If I can’t sit the diets being held just for November 2020 candidates, when will I be able to sit the Part 3?
If your personal circumstances mean you are unable or do not want to sit the Part 3 at the additional diets we are scheduling for November 2020 candidates, then you will be prioritised for the next sitting that works for you.
What will the fully digital Part 3 look like? Will we sit the exam from our own homes, from our trust or from dedicated assessment centres?
At this stage it is not possible to confirm the exact details of a fully digital Part 3 as we have not yet identified the solution or platform we will be using. Details of what to expect will follow as soon as we have them.
What are the factors that need to be addressed to ensure the security and validity of a fully remote exam?
A remote examination must be delivered via a secure platform that meets the necessary security and information governance standards. Given the variability of Wi-Fi and broadband connections, a remote exam must have fail safes should issues occur on the day. Remote proctoring must be enabled to invigilate the exam and provide on the day support for candidates. The standards of the examination must be maintained and it is paramount that the requirements of the GMC are met.
I have used all of my study leave and annual leave to prepare for the November Part 3 and therefore will have none left to allow adequate preparation for the rescheduled exam. What is the College doing to support me?
If this is your situation, please contact us at MRCOGPart3@rcog.org.uk and we will contact your Head of School or Educational Supervisor to do what we can to facilitate additional study leave. We will do everything possible to support you and would expect your local trust to also be supportive.
How do I ensure I have a place at the next available diet?
All candidates who were booked to sit the November Part 3 exam will be automatically given a place at the next sitting of the exam. If you wish to take up this opportunity, you do not need to do anything. The Exams team will be in touch with more information in due course.
I would like to receive a refund for the November exam. How should I arrange this?
If you would prefer to receive a refund for the November exam, please contact MRCOGPart3@rcog.org.uk to arrange this. If you choose to have your payment refunded we will still guarantee you a place at the next Part 3 exam.
How will you ensure you do not need to postpone the Part 3 again?

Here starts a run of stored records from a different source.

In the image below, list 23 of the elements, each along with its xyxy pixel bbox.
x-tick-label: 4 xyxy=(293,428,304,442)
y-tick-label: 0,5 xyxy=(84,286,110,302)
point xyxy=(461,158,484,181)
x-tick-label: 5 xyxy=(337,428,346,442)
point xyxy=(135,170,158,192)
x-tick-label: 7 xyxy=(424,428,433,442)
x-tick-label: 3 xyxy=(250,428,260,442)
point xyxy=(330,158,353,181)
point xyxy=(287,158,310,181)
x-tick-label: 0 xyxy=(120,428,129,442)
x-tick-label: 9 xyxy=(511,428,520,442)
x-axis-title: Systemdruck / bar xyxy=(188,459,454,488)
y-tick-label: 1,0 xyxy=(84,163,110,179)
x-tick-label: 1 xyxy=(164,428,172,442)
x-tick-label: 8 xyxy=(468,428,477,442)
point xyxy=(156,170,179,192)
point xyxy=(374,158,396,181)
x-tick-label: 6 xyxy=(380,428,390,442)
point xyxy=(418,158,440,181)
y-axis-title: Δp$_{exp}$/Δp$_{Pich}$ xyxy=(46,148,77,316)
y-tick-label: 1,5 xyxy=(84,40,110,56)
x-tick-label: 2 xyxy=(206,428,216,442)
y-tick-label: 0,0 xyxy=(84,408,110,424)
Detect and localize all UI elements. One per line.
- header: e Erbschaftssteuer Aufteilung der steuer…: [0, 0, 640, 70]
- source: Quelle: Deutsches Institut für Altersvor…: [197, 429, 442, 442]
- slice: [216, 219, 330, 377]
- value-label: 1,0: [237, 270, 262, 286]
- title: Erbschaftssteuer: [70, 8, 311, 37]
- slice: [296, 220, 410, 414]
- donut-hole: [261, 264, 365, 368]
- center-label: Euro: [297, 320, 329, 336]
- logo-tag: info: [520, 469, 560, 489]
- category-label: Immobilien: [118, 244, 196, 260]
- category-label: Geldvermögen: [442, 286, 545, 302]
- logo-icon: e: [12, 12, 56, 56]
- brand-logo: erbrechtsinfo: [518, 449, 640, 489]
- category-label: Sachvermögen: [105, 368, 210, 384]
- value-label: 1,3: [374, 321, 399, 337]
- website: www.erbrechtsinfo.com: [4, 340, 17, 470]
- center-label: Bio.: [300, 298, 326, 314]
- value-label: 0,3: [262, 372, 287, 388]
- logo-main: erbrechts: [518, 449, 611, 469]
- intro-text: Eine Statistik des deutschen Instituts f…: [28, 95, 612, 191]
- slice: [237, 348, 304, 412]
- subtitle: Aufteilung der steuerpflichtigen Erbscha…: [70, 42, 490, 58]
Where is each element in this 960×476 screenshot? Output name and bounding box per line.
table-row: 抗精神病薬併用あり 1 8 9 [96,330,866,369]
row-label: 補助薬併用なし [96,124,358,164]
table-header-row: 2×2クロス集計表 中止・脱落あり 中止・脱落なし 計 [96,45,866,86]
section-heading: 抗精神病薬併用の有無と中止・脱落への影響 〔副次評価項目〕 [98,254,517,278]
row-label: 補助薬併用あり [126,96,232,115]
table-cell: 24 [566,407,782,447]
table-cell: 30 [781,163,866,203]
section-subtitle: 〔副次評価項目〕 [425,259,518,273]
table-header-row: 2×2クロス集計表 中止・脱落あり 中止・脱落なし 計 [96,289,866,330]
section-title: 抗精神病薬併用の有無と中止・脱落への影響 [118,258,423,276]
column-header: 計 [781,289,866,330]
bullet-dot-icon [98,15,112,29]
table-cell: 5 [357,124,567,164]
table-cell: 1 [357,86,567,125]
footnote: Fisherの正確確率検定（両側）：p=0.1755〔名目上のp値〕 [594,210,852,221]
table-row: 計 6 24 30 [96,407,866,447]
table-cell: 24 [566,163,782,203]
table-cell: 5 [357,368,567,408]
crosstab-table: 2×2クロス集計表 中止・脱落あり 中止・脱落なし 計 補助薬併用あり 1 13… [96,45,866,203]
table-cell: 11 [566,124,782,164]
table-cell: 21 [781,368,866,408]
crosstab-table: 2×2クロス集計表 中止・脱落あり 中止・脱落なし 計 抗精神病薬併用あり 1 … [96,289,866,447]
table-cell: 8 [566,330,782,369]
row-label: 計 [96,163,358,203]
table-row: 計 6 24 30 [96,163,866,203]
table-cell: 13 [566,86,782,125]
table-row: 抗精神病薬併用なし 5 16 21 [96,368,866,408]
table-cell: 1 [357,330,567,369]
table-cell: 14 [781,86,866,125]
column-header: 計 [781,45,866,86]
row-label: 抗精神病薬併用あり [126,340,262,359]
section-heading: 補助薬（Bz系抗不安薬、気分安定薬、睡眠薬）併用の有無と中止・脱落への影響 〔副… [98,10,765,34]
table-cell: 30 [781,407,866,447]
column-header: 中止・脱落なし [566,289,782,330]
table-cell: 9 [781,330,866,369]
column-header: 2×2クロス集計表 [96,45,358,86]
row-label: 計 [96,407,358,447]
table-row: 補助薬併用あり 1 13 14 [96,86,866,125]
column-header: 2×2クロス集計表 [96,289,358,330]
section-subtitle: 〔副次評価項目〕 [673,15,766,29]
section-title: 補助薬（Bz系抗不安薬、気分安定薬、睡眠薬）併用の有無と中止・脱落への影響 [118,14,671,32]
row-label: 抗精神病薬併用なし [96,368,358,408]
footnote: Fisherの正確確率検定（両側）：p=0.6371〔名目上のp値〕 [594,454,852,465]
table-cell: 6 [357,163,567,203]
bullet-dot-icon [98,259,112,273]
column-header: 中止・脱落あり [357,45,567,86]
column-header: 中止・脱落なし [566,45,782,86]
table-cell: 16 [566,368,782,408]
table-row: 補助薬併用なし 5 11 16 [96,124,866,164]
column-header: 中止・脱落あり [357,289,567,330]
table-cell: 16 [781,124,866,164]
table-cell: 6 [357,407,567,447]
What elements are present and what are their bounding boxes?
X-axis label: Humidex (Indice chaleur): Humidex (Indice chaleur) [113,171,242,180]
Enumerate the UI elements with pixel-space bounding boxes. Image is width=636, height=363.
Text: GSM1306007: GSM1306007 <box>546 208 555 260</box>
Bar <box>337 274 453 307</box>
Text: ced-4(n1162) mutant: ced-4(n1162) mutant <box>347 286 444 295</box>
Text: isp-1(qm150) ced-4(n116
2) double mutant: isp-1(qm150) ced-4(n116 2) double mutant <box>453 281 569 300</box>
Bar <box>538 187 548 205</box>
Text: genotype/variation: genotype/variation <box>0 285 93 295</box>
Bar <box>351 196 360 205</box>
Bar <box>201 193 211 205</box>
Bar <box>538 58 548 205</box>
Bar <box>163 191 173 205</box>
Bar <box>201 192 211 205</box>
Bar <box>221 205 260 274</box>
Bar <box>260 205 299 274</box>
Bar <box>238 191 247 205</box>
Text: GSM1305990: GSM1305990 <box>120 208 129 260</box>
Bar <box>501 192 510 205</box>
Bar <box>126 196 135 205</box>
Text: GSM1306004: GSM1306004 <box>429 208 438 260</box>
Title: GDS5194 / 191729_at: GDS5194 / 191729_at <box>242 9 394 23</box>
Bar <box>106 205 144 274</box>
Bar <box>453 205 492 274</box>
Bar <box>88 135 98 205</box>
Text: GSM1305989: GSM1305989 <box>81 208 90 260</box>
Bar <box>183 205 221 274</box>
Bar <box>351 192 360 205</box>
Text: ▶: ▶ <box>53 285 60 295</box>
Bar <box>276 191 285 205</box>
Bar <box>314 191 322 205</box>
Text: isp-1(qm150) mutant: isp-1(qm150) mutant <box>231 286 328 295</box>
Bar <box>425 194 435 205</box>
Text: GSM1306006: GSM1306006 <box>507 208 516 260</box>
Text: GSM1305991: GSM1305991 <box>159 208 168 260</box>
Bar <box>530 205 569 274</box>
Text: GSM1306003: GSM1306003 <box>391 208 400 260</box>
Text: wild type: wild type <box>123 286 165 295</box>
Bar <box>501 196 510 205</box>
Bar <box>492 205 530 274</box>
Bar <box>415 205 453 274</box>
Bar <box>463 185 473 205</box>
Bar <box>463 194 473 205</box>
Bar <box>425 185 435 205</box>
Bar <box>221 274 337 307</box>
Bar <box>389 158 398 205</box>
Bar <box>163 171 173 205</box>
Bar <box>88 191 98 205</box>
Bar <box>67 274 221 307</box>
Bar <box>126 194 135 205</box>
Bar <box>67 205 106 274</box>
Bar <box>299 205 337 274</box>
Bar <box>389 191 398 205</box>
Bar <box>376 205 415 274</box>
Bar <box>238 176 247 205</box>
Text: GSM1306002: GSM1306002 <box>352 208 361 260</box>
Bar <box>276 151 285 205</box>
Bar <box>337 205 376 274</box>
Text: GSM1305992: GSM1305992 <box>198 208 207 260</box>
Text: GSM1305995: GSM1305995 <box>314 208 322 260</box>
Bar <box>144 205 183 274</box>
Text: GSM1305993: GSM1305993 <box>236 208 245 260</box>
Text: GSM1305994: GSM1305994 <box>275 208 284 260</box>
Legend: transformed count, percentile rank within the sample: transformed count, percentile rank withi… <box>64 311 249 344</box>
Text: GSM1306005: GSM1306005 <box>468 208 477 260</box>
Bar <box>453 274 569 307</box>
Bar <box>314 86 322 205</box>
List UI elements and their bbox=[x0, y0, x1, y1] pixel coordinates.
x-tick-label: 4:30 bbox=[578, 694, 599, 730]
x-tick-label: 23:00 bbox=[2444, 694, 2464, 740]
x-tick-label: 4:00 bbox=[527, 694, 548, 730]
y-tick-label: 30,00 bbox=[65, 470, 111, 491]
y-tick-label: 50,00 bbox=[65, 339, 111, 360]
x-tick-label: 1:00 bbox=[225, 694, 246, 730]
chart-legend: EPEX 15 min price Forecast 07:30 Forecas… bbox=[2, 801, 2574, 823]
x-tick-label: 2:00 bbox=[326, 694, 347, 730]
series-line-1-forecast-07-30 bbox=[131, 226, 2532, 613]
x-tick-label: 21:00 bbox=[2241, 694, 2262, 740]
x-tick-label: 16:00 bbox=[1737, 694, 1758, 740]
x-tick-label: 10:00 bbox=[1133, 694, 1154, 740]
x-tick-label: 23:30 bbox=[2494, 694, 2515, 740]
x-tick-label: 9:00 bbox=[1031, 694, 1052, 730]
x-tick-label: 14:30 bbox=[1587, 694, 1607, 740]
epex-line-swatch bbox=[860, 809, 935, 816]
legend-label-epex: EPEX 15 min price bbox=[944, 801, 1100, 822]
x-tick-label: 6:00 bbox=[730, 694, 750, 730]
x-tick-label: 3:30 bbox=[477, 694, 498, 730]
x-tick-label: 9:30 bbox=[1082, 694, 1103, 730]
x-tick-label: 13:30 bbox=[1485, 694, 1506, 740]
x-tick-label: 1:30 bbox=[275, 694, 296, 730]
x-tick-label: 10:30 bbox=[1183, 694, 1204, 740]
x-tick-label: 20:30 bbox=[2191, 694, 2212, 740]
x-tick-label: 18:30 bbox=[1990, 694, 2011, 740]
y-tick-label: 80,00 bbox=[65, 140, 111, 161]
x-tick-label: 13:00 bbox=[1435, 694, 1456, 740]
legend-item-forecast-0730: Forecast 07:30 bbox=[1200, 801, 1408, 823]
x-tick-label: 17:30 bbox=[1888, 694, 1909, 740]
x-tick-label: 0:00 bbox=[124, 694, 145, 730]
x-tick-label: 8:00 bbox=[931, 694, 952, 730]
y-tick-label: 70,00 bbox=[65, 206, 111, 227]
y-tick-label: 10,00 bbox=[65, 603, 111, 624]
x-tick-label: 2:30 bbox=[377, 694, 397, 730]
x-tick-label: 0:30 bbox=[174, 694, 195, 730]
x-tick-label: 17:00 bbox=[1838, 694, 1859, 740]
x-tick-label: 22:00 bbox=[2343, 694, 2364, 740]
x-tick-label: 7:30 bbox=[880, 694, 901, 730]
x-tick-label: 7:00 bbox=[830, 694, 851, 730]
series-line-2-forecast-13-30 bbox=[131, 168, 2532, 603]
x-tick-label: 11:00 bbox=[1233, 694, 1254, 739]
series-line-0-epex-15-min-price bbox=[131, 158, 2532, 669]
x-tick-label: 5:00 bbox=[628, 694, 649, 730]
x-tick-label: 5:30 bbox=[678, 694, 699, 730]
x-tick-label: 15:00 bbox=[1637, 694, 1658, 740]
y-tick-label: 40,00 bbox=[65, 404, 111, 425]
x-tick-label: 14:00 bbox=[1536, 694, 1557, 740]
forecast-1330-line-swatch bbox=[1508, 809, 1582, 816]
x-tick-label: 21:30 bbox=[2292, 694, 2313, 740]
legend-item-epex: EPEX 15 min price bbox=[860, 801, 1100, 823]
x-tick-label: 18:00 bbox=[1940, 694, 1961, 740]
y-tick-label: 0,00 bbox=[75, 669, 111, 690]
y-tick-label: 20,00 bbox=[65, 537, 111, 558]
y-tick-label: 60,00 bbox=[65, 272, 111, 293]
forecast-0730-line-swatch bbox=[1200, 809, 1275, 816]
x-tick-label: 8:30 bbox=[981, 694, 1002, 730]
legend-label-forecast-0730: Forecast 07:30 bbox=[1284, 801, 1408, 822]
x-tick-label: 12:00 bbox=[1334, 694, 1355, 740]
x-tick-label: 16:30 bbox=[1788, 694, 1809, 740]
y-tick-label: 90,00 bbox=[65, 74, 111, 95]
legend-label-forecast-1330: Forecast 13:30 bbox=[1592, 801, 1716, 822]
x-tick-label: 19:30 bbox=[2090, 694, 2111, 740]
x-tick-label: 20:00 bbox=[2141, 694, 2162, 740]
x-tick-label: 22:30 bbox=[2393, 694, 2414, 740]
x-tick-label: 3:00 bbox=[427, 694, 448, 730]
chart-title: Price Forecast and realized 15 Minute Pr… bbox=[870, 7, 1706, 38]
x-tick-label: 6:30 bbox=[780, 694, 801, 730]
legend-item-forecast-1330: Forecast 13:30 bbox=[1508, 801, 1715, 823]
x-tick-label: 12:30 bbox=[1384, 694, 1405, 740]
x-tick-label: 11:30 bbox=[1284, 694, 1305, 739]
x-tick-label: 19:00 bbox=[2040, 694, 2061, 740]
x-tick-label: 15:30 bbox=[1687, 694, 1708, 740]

Although it was not possible to make the November Part 3 fully digital in the time available while also digitising the College’s written exams, work had already begun to explore options for a fully remote Part 3 before the decision to postpone the November diet was taken. This work will now be fast-tracked to ensure the context of the pandemic will not further disrupt the Part 3. The process includes demonstrations of possible solutions and discussions with royal colleges that have run digital Part 3 equivalents to learn what worked well and what the pitfalls were. Whatever solution we choose, we will ensure it undergoes robust advance testing to minimise the risk of problems occurring on the day of the exam.
How can I find out more about the need for the College to postpone the Part 3 exam?
On 5 November the College held a webinar to which all candidates booked to take the Part 3 in November were invited. This provided an opportunity for candidates to hear more about the College’s decision making when planning the hybrid model, as well as our ultimate decision that we needed to postpone the exam for reasons of health and safety. A recording of the webinar will be shared with all candidates.